Resistensi tersebut dapat bermetamorfosis menjadi konflik internal yang apabila dibiarkan, dapat meruntuhkan semangat kolegialitas dan efektivitas organisasi.
Salah satu dampak paling nyata dari resistensi terhadap perubahan adalah munculnya konflik. Konflik dalam organisasi pendidikan tidaklah muncul begitu saja, melainkan sebagai respons atas ketidaksesuaian antara harapan, kebijakan, dan kenyataan di lapangan.
Ketika perubahan diperkenalkan, tidak semua individu menyambutnya dengan tangan terbuka. Di sekolah, konflik bisa terjadi antar guru, antara guru dan kepala sekolah, hingga antara pihak sekolah dan orang tua siswa. Bentuk konflik bisa berupa perbedaan pandangan, rasa tidak puas, kecemburuan tugas, hingga penolakan halus terhadap kebijakan baru.

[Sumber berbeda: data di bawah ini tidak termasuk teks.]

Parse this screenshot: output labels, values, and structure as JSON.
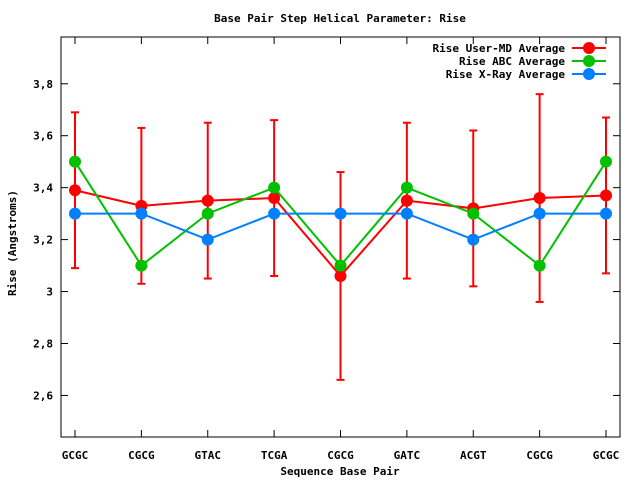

Menurut Amaliyah Mutiara (2023), konflik bisa menjadi fungsional jika diarahkan pada penyelesaian masalah dan pencarian solusi bersama. Namun, bila konflik tidak ditangani dengan strategi manajemen yang baik, maka konflik tersebut akan bersifat disfungsional dan berpotensi memperlambat bahkan menggagalkan laju perubahan dalam institusi pendidikan.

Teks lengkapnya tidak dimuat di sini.